The team members at HMA Public Relations have always been actively involved in the community, both as volunteers and as members of boards of directors. Board service has included leadership roles within our industry such as PRSA and IABC or within community and nonprofit organizations. There are good business reasons to be involved in the community, but more importantly it gives each of us an opportunity to give back to an organization or cause that has meaning to us.
But no matter the reason, there are certain obligations that come along with agreeing to serve on a board. And according to Guidestar, these obligations fall in two categories: support and governance.
In the role of "supporter" board members raise money, bring contacts to the organization and act as ambassadors to the community. Equally important, the "governance" role involves protection of the public interest, being a fiduciary, selecting the executive director and assessing his/ her performance, ensuring compliance with legal and tax requirements, and evaluating the organization's work.

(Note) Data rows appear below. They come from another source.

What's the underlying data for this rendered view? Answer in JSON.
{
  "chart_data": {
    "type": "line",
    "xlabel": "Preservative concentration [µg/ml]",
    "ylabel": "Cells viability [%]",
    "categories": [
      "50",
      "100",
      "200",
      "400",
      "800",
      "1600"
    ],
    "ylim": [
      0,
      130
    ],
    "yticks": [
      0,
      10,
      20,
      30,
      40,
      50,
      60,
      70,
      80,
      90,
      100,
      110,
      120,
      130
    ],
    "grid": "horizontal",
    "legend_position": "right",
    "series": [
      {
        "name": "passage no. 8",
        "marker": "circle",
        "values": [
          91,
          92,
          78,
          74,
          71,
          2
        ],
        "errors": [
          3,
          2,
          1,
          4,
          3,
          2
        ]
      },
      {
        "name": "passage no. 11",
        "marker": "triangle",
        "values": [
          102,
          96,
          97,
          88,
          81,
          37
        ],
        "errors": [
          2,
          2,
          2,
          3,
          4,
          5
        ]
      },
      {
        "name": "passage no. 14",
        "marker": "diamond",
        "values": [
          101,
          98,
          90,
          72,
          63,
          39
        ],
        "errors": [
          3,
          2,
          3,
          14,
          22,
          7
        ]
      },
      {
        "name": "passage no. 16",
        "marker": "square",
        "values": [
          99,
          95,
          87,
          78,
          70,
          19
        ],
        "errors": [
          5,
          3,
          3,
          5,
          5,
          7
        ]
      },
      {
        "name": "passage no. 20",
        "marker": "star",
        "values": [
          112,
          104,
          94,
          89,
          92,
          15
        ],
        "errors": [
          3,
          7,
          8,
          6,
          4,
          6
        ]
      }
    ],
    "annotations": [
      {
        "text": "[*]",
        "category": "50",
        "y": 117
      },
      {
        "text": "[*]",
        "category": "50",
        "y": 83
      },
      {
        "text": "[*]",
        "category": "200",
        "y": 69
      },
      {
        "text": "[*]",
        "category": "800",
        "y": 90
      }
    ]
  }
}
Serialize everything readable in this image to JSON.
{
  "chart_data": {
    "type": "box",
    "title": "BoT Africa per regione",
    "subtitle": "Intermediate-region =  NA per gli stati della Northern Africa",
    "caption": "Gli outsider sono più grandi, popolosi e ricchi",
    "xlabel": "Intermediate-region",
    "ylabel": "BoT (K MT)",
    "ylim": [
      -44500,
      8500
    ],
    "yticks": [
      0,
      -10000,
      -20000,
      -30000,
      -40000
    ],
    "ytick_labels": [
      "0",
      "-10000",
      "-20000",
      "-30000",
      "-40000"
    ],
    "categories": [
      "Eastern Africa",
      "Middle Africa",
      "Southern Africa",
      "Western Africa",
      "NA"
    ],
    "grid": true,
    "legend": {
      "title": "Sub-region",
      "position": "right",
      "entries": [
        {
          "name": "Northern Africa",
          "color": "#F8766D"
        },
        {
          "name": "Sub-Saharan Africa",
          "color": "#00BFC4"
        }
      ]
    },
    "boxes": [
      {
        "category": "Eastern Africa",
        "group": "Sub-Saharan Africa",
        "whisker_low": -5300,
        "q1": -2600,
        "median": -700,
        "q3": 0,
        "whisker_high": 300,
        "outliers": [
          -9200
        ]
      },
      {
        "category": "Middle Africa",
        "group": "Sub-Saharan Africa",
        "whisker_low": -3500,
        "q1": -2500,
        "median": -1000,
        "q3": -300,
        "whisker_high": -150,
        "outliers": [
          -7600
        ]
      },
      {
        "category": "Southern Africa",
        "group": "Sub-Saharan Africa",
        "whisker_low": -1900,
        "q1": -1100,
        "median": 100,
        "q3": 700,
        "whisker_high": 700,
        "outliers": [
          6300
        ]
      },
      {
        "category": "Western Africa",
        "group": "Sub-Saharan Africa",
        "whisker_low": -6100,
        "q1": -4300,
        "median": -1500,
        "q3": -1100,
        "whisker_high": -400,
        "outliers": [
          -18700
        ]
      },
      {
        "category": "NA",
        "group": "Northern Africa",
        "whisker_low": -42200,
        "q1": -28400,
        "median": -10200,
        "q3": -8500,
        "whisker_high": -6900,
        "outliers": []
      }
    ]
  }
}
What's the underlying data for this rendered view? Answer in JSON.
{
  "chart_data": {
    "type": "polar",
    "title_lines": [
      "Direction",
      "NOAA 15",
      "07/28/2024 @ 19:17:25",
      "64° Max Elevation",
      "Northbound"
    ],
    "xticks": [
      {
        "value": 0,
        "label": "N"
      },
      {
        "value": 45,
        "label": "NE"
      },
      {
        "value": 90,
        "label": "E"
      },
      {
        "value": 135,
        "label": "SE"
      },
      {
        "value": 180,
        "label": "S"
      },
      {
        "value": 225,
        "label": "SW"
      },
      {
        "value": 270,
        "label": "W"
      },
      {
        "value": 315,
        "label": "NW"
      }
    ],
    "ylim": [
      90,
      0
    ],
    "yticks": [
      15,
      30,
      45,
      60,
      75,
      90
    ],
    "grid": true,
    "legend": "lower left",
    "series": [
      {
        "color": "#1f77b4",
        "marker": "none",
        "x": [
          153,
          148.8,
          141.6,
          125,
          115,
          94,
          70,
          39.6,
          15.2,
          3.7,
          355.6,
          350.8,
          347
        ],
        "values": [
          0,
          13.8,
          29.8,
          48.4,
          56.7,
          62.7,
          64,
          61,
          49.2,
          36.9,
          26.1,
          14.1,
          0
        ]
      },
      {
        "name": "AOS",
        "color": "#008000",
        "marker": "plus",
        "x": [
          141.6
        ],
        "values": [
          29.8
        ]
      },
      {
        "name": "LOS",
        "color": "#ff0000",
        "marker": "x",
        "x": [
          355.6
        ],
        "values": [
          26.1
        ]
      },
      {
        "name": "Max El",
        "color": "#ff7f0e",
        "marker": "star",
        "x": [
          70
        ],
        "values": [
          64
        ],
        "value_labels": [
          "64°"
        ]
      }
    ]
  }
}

It is a serious commitment when you say yes to an organization. Yes, you’re going to be expected to get involved on a committee. Yes, you’re going to be expected to fundraise. And yes, you’re going to have to make a personal financial contribution somewhere along the way.
But, to me, the number-one responsibility of a board member is to ensure the fiscal health of the organization.
So don’t just write a check and consider your job complete. Take the time to read the financial statements, ask questions, and know what’s happening with the whole organization. That’s what will make you a good and valued board member and that’s what will make that organization even stronger.